Prognostics and Health Management solutions for
Reliable Autonomous Systems
Description
The revolution in robotics and autonomous systems (RAS) is unstoppable. The advance of autonomous system applications, such as autonomous transport [1, 2] and autonomous inspections [3], generate multiple benefits for the industry and society, including the improved driving security in autonomous transport, and improved reliability of critical and remote infrastructure through specialized robots and drones.
However, the reliability assurance of RAS is a complex challenge, as it requires incorporating advanced intelligence that should evolve according to run-time operation [4]. The challenging yet exciting, operation context of RAS, hampers the reliability assurance of RAS, which decelerates the acceptance and everyday use of RAS.
Different technological solutions have emerged to improve the design and reliability of RAS [5]. Most of the technological configurations include a combination of mechanical and electrical components, along with onboard software intelligence to adopt decisions without direct human intervention. In this context, using the ever-increasing prognostics and health management solutions, it is possible to develop a prognostics modelling approach for RAS health monitoring using reliability, machine learning, uncertainty modelling and optimization methods [6].
The project’s objective is to develop novel prognostics methods for RAS, which can accurately inform about the model’s confidence in the decisions in real-time and the way to mitigate the existing problem via optimization methods, and always, provide a worst-case estimate on its predictions by using a proper modelling and update of the different sources of uncertainty. In particular, the work will focus on the integration of uncertainties to make prognostic predictions robust, using concepts such as adversarial learning, combined with statistical learning and artificial intelligence methods.
The models developed in this project will be validated with the data collected from industry partners that work with autonomous robots focusing on (i) autonomous remote inspections for renewable energy and (ii) automotive industry.
The project will be developed in Mondragon Unibertsitatea within the Electronics and Computer Science Department, in collaboration between the Data Analytics and Signal Processing and Communications groups.
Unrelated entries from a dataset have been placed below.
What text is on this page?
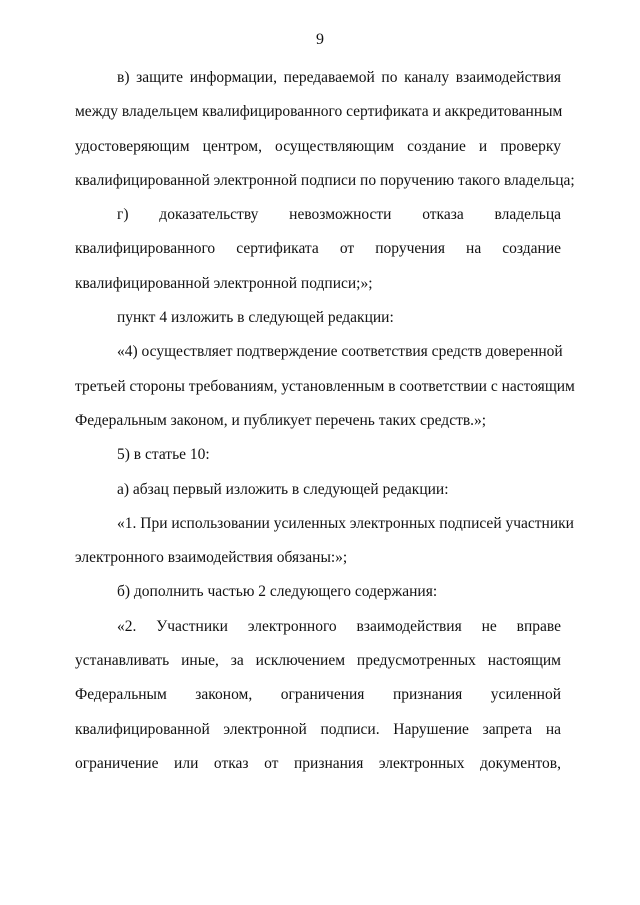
9
в) защите информации, передаваемой по каналу взаимодействия
между владельцем квалифицированного сертификата и аккредитованным
удостоверяющим центром, осуществляющим создание и проверку
квалифицированной электронной подписи по поручению такого владельца;
г) доказательству невозможности отказа владельца
квалифицированного сертификата от поручения на создание
квалифицированной электронной подписи;»;
пункт 4 изложить в следующей редакции:
«4) осуществляет подтверждение соответствия средств доверенной
третьей стороны требованиям, установленным в соответствии с настоящим
Федеральным законом, и публикует перечень таких средств.»;
5) в статье 10:
а) абзац первый изложить в следующей редакции:
«1. При использовании усиленных электронных подписей участники
электронного взаимодействия обязаны:»;
б) дополнить частью 2 следующего содержания:
«2. Участники электронного взаимодействия не вправе
устанавливать иные, за исключением предусмотренных настоящим
Федеральным законом, ограничения признания усиленной
квалифицированной электронной подписи. Нарушение запрета на
ограничение или отказ от признания электронных документов,
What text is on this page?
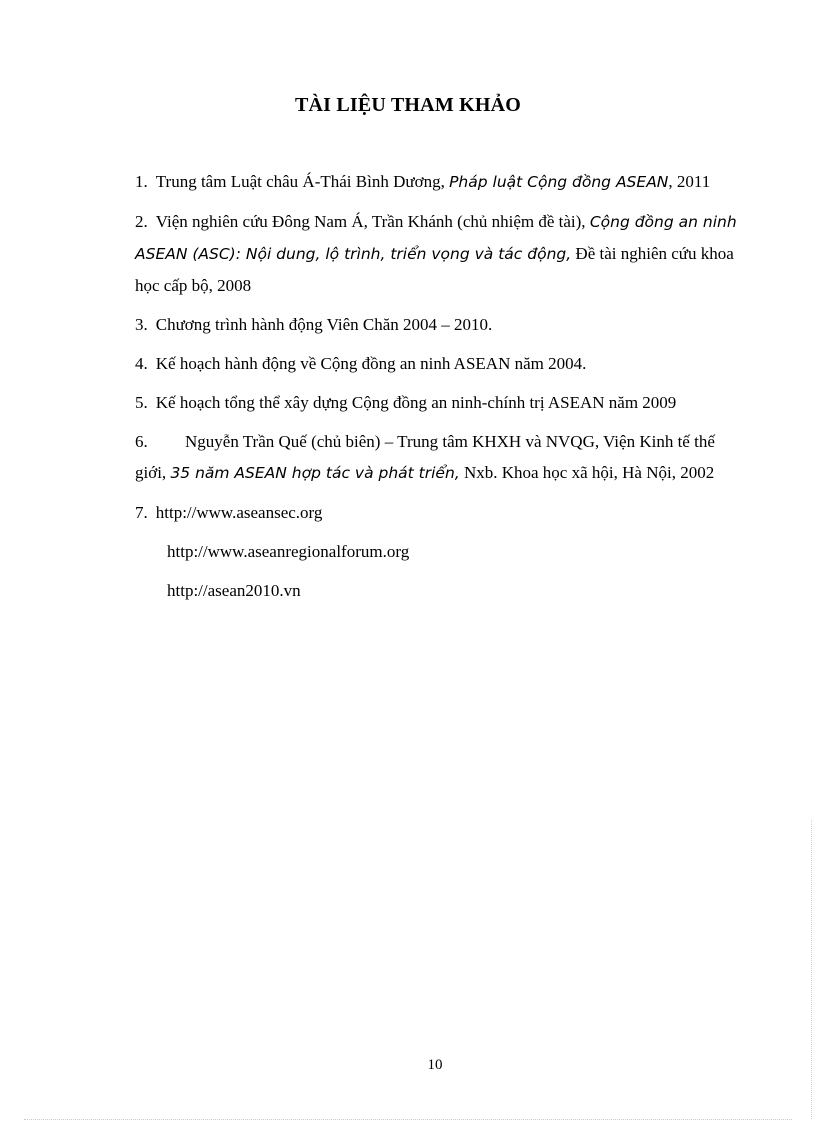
TÀI LIỆU THAM KHẢO

1. Trung tâm Luật châu Á-Thái Bình Dương, Pháp luật Cộng đồng ASEAN, 2011

2. Viện nghiên cứu Đông Nam Á, Trần Khánh (chủ nhiệm đề tài), Cộng đồng an ninh ASEAN (ASC): Nội dung, lộ trình, triển vọng và tác động, Đề tài nghiên cứu khoa học cấp bộ, 2008

3. Chương trình hành động Viên Chăn 2004 – 2010.

4. Kế hoạch hành động về Cộng đồng an ninh ASEAN năm 2004.

5. Kế hoạch tổng thể xây dựng Cộng đồng an ninh-chính trị ASEAN năm 2009

6. Nguyễn Trần Quế (chủ biên) – Trung tâm KHXH và NVQG, Viện Kinh tế thế giới, 35 năm ASEAN hợp tác và phát triển, Nxb. Khoa học xã hội, Hà Nội, 2002

7. http://www.aseansec.org

http://www.aseanregionalforum.org

http://asean2010.vn

10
Throughout the thesis, the student will engage continuously with industry and stays at different universities and/or research centers will be pursued.
Interested applicants, send your CV and a short motivation letter to: jiaizpurua@mondragon.edu and ezugasti@mondragon.edu
Application deadline. Review of applications will begin July 1st and continue until the position is filled.
Requirements
References
[1] Feng, S., Yan, X., Sun, H. et al. Intelligent driving intelligence test for autonomous vehicles with naturalistic and adversarial environment. Nature Communications 12, 748 (2021). https://doi.org/10.1038/s41467-021-21007-8
[2] Ellefsen, A. L., Æsøy, V., Ushakov, S., & Zhang, H. (2019). A comprehensive survey of prognostics and health management based on deep learning for autonomous ships. IEEE Transactions on Reliability, 68(2), 720-740
[3] Floreano, D., & Wood, R. J. (2015). Science, technology and the future of small autonomous drones. nature, 521(7553), 460-466.
[4] Aslansefat, K., Kabir, S., Abdullatif, A., Vasudevan, V., & Papadopoulos, Y. (2021). Toward Improving Confidence in Autonomous Vehicle Software: A Study on Traffic Sign Recognition Systems. Computer, 54(8), 66-76.
[5] Elghazel, W., Bahi, J., Guyeux, C., Hakem, M., Medjaher, K., & Zerhouni, N. (2015). Dependability of wireless sensor networks for industrial prognostics and health management. Computers in Industry, 68, 1-15.
[6] Aizpurua, J. I., Catterson, V. M., Papadopoulos, Y., Chiacchio, F., & Manno, G. (2017). Improved dynamic dependability assessment through integration with prognostics. IEEE Transactions on Reliability, 66(3), 893-913.